As an experienced chef, I recognise the significance of working in a kitchen where food contamination can occur. It’s a key conversational topic in the food industry and many of us chefs have intense discussions on a regular basis of how food allergies and intolerances should be handled.

Allergies remain at the forefront of my mind whenever I’m dealing with food in my kitchen. I ensure that there is no cross contamination by keeping allergy and intolerance foods in a separate area including; cooking stations, prepping areas, kitchen equipment and utensils. Working in an environment where chefs are responsible for what people eat, we must take responsibility for each dish we serve and understand the impact of allergies and the devastating consequences that not addressing these issues correctly can have on a sufferer.

I believe there needs to be further allergy and intolerance education across kitchens in the UK as some are still, even with the media attention, failing to address allergies appropriately. It makes me nervous to think that someone with such a severe allergy is about to be served the food I have made as the weight falls onto my shoulders if anything were to happen. For that reason, I’m extremely strict in my kitchen when it comes to food contamination, each dish I serve must be right every time, as the risk is far too great.

I spoke recently with a young woman, Eleanor Quinn, who suffers from a severe peanut allergy. Eleanor explained how she carries two epi-pens with her at all times. The auto injector needle contains a synthetic version of adrenaline called epinephrine, however it only keeps the anaphylaxis symptoms at bay for 20 minutes, therefore if a reaction was to happen an ambulance must be called straight away. I’ll reiterate it’s a life-threatening condition.

I asked Eleanor how having a nut allergy affects her, she explained; “Having a nut allergy affects your daily life in a big way as it affects you every time you eat.
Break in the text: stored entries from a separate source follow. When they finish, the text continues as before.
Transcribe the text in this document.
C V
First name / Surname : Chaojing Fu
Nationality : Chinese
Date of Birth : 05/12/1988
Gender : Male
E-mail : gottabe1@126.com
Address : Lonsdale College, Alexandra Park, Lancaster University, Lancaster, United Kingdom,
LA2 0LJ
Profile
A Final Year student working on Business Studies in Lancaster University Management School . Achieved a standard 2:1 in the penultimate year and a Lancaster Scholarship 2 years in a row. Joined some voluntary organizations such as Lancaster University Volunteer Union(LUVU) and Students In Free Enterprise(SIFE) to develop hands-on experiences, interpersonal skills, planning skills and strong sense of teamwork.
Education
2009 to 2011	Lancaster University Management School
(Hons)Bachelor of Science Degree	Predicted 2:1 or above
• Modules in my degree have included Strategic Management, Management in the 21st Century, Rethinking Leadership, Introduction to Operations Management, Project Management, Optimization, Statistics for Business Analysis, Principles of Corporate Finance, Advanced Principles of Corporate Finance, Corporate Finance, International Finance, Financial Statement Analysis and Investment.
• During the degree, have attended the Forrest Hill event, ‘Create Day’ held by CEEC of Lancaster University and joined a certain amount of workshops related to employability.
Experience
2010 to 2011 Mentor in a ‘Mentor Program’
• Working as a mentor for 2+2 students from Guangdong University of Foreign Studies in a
You constantly have to be aware of what you are putting into your body and be cautious about checking the ingredients in your food because it only takes one bite of something containing nuts to make you seriously ill or even kill you.”

Discussing Eleanor’s allergy made me appreciate the stressful situation suffers experience when they choose to eat out. Speaking frankly, she said, “You are putting your life into the hands of a stranger and hoping that they have the sense to take your allergy seriously and do all they can to make it a safe meal for you.”

I agree, Eleanor couldn’t have been fairer, how would I feel if I left my or a family members life-threatening allergy into the hands of a chef I didn’t know or a kitchen I couldn’t see. Eleanor went on to tell me how she has found it difficult to eat out in the past and has previously been made to sign a contract to take all liability for any food eaten. An unnerving experience, I would think it would be refreshing for any allergy or intolerance sufferer to know that specific allergy processes are followed to ensure that there is no cross-contamination kitchen.

I encourage all chefs, experienced or junior, business owners and restauranteurs to be attentive in their kitchens. The industry must introduce processes on how to deal with allergies to ensure there is no cross-contamination amongst food. One thing I remind chefs when highlighting this topic ‘you wouldn’t use a meat chopping board for vegetables would you?’

Providing a safe place for those who suffer with allergies must be a part of the kitchen setup, there needs to be an area prepared and processes in place prior to an allergy sufferer entering a premise rather than kitchens quickly reacting to cater for an allergy when food is ordered.

My approach to dealing with allergies in the kitchen is meticulous and I want my customers to feel safe and just as welcomed as any other customer. So, I support the movement in catering for all food allergies and intolerances and hope this inspires other business owners and chefs alike to become more vigilant when dealing with allergies.